When the two strangers left the dining-room they were conscious that every eye in the place was upon them. They drew themselves to their full height and strode between the tables toward the door, feeling that as they were on exhibition they ought to appear to the best advantage. During the evening they heard frequent allusions to “the Americans,” but could not understand what was said. The hotel men were more than obsequious; the military men and citizens were exceedingly deferential; the women who strolled on the piazza or in the great garden back of the hotel were discreetly curious.
“We seem to be the whole show here, Gren,” said Anguish, as they sat down at one of the tables in the garden.
“I guess Americans are rare.”
“I've found one fellow who can speak German and French, and not one, except our guard who can talk English. That clerk talks German fairly well. I never heard such a language as these other people use. Say, old man, we'd better make inquiry about our friends to-night. That clerk probably won't be on duty to-morrow.”
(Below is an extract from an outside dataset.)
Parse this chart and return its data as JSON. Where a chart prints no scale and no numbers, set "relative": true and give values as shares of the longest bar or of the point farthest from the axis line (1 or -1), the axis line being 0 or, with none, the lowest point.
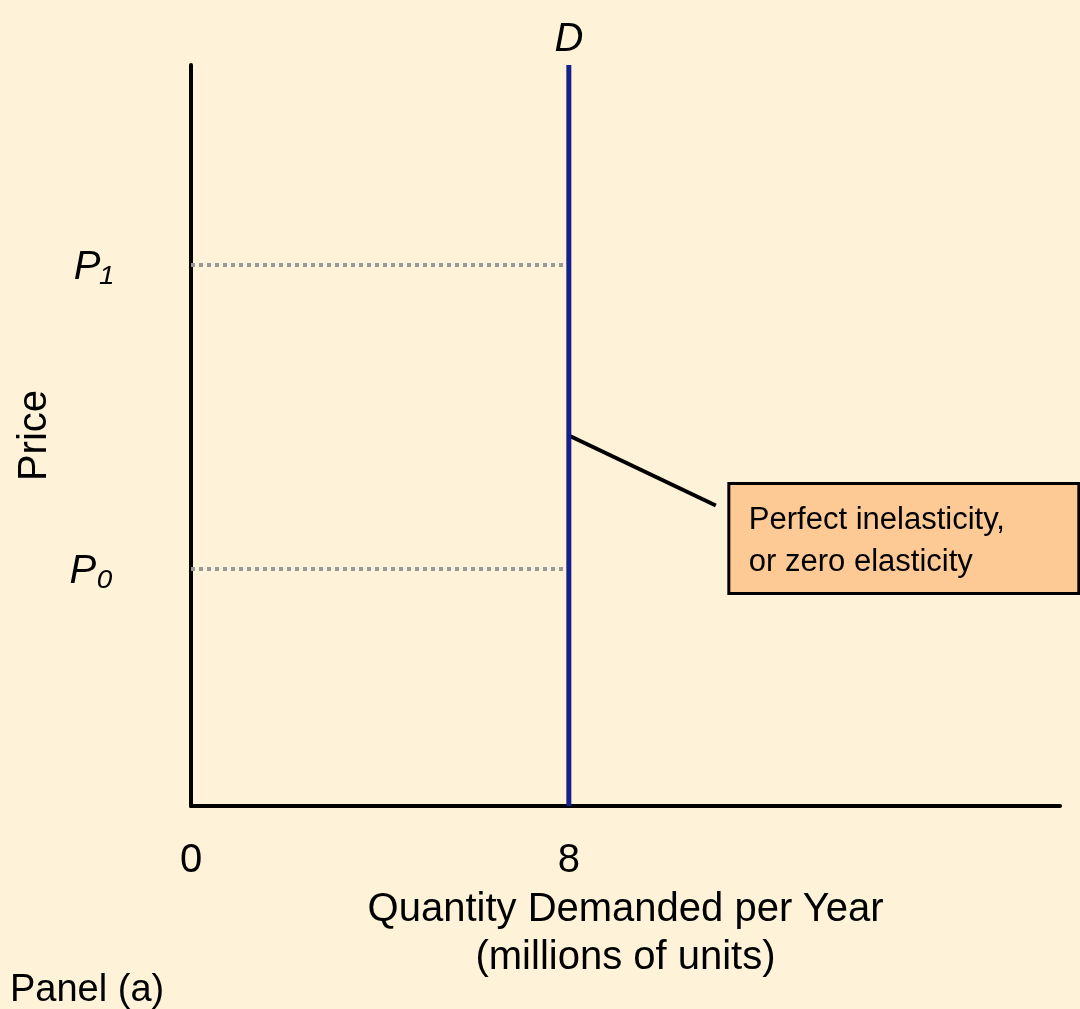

“We'll ask him before we go to bed,” agreed Lorry, and upon leaving the brilliantly lighted garden they sought the landlord and asked if he could tell them where Caspar Guggenslocker lived. He looked politely incredulous and thoughtful, and then, with profound regret, assured them he had never heard the name. He said he had lived in Edelweiss all his life, and knew everybody of consequence in the town.
“Surely there must be such people here,” cried Lorry, almost appealingly. He felt disheartened and cheated. Anguish was biting his lips.
“Oh, possibly among the poorer classes. If I were you, sir, I should call on Captain Dangloss, the Chief of Police. He knows every soul in Edelweiss. I am positive I have never heard the name. You will find the Captain at the Tower to-morrow morning.”
The two Americans went to bed, one so dismayed by his disappointment that he could not sleep for hours.